Segundo o relato contido no processo, Dom Pedro Tiago foi impedido de retornar ao palácio após sair para atividades físicas. Ele descreve ter encontrado seguranças na porta e, embora tenha conseguido acessar a propriedade por outro caminho, sentiu-se isolado e temeu por sua segurança. A Polícia Militar foi acionada e, conforme o processo, o uso de gás lacrimogêneo é citado, com marcas apresentadas como indícios.
Confronto e Ação Policial no Palácio
A situação escalou e terminou na delegacia. No dia seguinte, Dom Pedro Tiago retornou ao local acompanhado de advogados, mas alegou que as fechaduras haviam sido trocadas, impedindo seu acesso. A Polícia Militar confirmou ter sido acionada para atender a uma ocorrência de invasão de residência. Segundo a corporação, o acusado resistiu à ordem de deixar o local, o que levou ao uso de instrumentos de menor potencial ofensivo.
Justiça Determina Reintegração de Posse
Diante dos acontecimentos, a defesa de Dom Pedro Tiago buscou a Justiça para garantir seu retorno ao imóvel. No dia 12, a 2ª Vara Cível da Comarca de Petrópolis concedeu uma liminar favorável ao príncipe, expedindo um mandado de reintegração de posse. A ordem judicial determina que a Companhia Imobiliária de Petrópolis desocupe o palácio.
Após retornar ao Palácio do Grão-Pará, Dom Pedro Tiago relatou a falta de diversos pertences pessoais, incluindo roupas, um tablet, bicicletas, um automóvel e um quadro. Seus advogados estudam medidas judiciais para buscar a devolução dos bens.
Um Símbolo Histórico em Disputa
O Palácio do Grão-Pará, tombado pelo Iphan desde 1930, é um dos imóveis mais emblemáticos da história imperial brasileira, avaliado em aproximadamente R$ 70 milhões. A defesa do príncipe argumenta que ele é o legítimo ocupante do imóvel há décadas e pretende usar todos os meios legais para manter o patrimônio na família.
Em nota divulgada pela Casa Imperial do Brasil, Dom Pedro Tiago declarou ter sido privado de acesso a pertences, documentos e instrumentos de trabalho. Ele reitera residir no local desde o nascimento, mencionando que seus pais se casaram e ele foi batizado no palácio. “Carrego o legado histórico de uma família como um fardo pesado, tecido por batalhas e lutas através do tempo”, afirmou o príncipe.

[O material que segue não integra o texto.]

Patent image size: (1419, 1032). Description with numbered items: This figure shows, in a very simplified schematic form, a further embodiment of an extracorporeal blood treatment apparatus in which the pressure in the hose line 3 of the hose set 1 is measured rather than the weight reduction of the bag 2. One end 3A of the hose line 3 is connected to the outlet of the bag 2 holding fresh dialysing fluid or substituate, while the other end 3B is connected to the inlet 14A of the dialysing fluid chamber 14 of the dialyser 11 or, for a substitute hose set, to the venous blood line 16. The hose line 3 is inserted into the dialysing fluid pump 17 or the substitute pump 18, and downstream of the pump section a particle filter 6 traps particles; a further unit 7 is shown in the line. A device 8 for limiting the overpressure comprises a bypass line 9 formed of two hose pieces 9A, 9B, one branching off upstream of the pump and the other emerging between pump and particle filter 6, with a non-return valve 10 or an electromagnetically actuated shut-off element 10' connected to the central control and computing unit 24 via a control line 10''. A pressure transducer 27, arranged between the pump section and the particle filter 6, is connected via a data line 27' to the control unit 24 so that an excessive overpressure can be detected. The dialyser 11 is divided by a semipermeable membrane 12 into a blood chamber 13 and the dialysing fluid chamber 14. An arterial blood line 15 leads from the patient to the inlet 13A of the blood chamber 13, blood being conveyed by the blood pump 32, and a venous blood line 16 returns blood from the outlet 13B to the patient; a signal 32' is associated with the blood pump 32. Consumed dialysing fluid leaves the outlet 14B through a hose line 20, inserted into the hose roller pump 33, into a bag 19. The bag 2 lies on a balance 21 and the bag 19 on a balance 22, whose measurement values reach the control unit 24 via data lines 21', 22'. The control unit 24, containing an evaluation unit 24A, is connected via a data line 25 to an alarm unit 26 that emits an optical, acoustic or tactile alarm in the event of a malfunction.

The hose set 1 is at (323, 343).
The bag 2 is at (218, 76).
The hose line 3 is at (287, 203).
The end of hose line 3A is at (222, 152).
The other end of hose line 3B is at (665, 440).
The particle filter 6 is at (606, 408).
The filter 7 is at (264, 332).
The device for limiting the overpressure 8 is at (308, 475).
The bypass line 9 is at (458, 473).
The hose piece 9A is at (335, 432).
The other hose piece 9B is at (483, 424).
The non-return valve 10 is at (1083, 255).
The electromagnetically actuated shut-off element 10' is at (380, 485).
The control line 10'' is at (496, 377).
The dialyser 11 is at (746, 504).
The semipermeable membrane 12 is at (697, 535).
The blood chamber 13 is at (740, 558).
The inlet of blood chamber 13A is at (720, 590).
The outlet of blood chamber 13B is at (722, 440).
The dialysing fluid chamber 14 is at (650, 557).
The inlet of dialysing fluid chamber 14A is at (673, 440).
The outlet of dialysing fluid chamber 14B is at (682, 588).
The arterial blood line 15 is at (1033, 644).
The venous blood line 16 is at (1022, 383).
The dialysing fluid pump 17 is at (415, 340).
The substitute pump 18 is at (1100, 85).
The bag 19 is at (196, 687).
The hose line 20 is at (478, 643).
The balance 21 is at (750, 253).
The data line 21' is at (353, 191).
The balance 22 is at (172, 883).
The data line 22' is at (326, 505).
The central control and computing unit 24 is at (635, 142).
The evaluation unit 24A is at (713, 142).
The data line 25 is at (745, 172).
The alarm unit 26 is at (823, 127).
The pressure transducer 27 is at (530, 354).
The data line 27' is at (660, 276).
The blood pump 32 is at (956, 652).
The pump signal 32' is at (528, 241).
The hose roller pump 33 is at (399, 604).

História e Usucapião do Palácio do Grão-Pará
Construído entre 1859 e 1861, o Palácio do Grão-Pará serviu inicialmente para hospedar a Corte Imperial. Após a Proclamação da República, teve diversas funções, incluindo sede de tribunal e instituições de ensino. Com o retorno da Família Imperial ao Brasil em 1925, tornou-se residência de Dom Pedro de Alcântara, avô de Dom Pedro Tiago.

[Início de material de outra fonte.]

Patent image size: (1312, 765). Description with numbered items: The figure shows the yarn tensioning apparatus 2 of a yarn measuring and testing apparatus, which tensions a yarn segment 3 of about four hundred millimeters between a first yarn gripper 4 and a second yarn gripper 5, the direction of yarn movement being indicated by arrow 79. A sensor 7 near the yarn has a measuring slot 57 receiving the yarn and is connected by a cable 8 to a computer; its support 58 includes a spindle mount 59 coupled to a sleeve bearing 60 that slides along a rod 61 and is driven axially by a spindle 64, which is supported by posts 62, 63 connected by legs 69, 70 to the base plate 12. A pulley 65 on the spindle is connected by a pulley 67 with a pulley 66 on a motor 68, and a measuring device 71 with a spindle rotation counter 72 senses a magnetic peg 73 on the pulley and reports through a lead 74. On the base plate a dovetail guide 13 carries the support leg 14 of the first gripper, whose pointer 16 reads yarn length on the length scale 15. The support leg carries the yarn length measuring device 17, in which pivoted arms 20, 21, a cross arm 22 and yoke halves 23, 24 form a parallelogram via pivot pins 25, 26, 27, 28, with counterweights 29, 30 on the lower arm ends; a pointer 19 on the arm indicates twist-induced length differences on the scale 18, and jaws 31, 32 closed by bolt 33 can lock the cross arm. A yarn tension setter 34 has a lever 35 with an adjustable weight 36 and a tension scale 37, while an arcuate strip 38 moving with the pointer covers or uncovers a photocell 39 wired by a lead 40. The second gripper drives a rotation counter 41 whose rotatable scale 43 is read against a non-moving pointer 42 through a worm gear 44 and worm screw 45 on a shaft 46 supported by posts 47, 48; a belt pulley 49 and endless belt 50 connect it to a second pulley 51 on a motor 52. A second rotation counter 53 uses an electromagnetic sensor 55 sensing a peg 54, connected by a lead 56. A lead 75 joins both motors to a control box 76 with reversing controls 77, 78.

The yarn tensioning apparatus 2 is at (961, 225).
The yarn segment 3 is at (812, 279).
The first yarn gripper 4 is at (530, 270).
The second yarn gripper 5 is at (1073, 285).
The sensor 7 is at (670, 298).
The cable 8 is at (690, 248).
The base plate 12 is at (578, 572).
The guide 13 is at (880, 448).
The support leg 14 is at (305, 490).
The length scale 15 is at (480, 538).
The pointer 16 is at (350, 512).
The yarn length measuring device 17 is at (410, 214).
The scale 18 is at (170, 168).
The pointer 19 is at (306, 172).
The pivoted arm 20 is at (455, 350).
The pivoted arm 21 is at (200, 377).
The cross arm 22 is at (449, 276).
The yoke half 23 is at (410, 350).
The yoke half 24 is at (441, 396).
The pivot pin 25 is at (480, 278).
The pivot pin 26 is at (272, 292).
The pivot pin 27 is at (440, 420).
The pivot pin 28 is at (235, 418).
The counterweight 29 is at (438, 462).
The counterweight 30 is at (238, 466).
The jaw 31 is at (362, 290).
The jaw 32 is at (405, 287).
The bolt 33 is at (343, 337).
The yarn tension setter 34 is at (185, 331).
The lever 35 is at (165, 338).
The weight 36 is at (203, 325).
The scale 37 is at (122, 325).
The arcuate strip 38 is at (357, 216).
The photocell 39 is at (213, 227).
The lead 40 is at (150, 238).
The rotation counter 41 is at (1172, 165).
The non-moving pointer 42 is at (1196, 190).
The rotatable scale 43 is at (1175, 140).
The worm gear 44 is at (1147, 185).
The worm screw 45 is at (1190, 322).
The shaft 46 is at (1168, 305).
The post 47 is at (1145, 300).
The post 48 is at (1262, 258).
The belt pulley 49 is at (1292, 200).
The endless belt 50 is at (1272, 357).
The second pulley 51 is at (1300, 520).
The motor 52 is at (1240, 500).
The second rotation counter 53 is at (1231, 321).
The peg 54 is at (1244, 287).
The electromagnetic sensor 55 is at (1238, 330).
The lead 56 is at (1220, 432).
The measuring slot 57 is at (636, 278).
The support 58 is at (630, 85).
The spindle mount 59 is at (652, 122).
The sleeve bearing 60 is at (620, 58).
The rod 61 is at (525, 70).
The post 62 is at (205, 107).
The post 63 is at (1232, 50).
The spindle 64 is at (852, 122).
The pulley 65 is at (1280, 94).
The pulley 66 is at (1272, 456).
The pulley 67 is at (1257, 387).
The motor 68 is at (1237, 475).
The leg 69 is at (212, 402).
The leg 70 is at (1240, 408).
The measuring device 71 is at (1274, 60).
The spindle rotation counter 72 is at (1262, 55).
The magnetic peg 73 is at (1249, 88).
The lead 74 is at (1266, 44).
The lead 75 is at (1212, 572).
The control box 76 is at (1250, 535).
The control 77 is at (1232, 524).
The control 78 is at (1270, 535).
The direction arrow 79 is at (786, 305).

Atualmente, uma ação de usucapião também tramita na Justiça, ajuizada no início de maio pelo próprio Dom Pedro Tiago contra a Companhia Imobiliária de Petrópolis. A empresa, fundada em 1966, tem em sua administração membros da família imperial, incluindo o pai e tios do príncipe. O caso expõe um complexo conflito familiar que envolve herança, patrimônio histórico e o futuro de um símbolo da antiga monarquia brasileira.